Lockheed Martin’s JSF entree uses an integrated core processor–the "brains" behind the systems–integrated with key sensors and subsystems. It handles most of the JSF’s processing needs, but some systems have their own processing capability, such as displays.

Lockheed Martin has met all schedule commitments for mission systems, Shaw maintains, although first flight of its X-35 demonstrator model aircraft was delayed until Oct. 24, 2000. No full mission systems are on the demonstration aircraft. Lockheed Martin will continue to use its flying test bed to evaluate and verify avionics systems; it is, the company claims, the most cost effective approach to systems integration. "When the actual aircraft systems are flying, we will be verifying work that has already been done," says Shaw.

Software

"We’re exploiting commercial off-the-shelf technology [COTS]," he adds, of the on-board processing. "It’s such a dynamic environment, legacy systems fall into obsolescence.

"We look where the commercial segment is going and use open system standards wherever feasible. We have made our applications software independent of underlying hardware.

"We’re going to be able to insert [commercial processing] technology when it is available. We had to develop software architecture insensitive to those types of technology infusions."

Lockheed Martin has used its mission systems integration laboratory in Fort Worth, Texas, to evaluate sensor subsystems and their integration into the overall JSF avionics package. The lab contains a full-scale mockup of the team’s JSF aircraft mounted on a 40-foot tower. The mockup has embedded sensors, which are connected to processors and a remote cockpit station.

Other Test Facilities

Suppliers to the Lockheed Martin JSF have used the sensor integration facility to evaluate data on, as well as verify computer simulation models of, their subsystems at several stages in the design process. The Lockheed Martin team also makes use of a Northrop Grumman laboratory in southern California to conduct trade studies–determining the capabilities of sensor options.

Like its competitor, Lockheed Martin has conducted full mission simulations at its Fort Worth facilities, drawing pilot input into avionics systems development, as well as to demonstrate PVI performance to program officials.

Perhaps not unusual at this stage of the program, both Boeing and Lockheed Martin use a number of the same subcontractors, including Sanders and TRW. In mission systems work, "it’s about half and half," Shaw says, dividing the separate team members from the shared team members. "With all the consolidations, there is bound to be overlap."

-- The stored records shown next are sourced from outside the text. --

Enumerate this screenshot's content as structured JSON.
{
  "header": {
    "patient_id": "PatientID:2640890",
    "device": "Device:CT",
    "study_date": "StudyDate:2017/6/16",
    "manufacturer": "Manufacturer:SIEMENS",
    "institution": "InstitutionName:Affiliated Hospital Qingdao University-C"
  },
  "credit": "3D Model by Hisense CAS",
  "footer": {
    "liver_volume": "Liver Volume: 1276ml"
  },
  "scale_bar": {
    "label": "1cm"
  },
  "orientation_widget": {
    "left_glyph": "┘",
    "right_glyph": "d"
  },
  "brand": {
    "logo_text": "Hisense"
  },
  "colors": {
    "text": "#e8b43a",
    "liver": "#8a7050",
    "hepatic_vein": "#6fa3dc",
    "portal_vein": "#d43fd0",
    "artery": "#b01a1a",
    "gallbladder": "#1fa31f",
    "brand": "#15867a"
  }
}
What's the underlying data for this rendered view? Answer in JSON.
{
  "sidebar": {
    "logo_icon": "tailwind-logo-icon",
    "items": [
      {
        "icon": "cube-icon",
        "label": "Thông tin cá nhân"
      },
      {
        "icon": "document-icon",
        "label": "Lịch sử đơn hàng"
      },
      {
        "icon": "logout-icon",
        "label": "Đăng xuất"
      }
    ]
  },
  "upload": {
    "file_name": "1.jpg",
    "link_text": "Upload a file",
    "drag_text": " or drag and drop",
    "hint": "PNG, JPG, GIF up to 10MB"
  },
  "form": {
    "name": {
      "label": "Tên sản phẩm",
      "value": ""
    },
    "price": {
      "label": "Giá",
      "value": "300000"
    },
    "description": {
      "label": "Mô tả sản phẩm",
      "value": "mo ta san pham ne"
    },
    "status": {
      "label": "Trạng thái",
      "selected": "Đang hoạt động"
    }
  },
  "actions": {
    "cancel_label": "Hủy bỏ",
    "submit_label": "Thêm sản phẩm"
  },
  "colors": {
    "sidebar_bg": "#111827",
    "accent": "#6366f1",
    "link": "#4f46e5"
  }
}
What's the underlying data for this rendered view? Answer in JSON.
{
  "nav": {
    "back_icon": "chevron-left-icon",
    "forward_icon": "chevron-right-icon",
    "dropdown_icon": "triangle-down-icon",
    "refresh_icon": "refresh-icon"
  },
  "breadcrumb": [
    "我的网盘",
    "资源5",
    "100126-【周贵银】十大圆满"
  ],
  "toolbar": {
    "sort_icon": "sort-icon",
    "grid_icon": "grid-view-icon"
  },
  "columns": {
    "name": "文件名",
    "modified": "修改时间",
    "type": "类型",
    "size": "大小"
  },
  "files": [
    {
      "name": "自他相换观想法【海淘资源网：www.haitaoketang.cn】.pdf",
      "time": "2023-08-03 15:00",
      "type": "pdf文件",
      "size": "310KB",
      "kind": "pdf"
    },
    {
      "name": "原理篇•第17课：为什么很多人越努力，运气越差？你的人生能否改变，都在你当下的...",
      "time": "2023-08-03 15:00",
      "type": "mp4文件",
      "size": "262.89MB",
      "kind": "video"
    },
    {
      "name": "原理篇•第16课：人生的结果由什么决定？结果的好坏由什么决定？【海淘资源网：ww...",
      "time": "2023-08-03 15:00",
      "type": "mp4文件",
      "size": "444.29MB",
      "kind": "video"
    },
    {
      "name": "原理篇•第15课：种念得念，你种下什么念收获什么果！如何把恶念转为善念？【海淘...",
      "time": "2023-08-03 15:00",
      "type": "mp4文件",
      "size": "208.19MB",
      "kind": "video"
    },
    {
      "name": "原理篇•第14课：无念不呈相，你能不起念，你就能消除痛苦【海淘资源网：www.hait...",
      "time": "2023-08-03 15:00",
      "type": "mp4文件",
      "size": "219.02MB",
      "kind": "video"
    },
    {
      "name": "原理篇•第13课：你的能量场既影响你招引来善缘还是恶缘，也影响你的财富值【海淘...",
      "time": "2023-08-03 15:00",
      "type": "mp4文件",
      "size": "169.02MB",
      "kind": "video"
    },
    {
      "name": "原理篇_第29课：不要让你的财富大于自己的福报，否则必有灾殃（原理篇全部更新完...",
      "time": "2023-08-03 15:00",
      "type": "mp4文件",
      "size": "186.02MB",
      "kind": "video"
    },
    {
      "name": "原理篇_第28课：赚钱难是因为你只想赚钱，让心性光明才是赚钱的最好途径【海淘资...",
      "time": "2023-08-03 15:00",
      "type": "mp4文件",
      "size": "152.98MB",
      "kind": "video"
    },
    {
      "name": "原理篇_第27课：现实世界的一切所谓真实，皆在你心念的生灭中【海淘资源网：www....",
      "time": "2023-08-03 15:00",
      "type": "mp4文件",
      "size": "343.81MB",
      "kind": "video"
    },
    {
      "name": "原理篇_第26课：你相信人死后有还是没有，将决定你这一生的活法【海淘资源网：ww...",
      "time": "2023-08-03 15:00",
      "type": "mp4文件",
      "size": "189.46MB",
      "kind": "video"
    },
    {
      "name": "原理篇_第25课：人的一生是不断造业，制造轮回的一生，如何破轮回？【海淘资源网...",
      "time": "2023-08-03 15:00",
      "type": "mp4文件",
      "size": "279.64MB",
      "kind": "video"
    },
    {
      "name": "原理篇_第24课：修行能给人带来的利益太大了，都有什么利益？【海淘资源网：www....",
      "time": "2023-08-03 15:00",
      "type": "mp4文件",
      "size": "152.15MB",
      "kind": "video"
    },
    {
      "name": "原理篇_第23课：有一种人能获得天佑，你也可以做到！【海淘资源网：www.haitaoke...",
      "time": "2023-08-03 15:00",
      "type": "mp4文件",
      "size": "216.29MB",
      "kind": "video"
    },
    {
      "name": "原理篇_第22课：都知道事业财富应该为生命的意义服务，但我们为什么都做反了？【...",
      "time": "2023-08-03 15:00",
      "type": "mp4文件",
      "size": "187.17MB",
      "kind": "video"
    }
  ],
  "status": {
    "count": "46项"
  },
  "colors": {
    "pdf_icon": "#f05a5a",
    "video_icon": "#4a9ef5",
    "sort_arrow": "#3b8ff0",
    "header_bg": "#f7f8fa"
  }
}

Flight testing of the X-35A in the CTOL configuration has been completed, and the aircraft is now ready to be converted into the X-35B STOL demonstrator. Lockheed Martin claims the STOL variant is identical to the CTOL version, except for the propulsion system. Meanwhile, test flights of the X-35C carrier-landing and takeoff version began last December and were completed at Patuxant River Naval Air Station March 11; it logged 58 hours and 73 flights.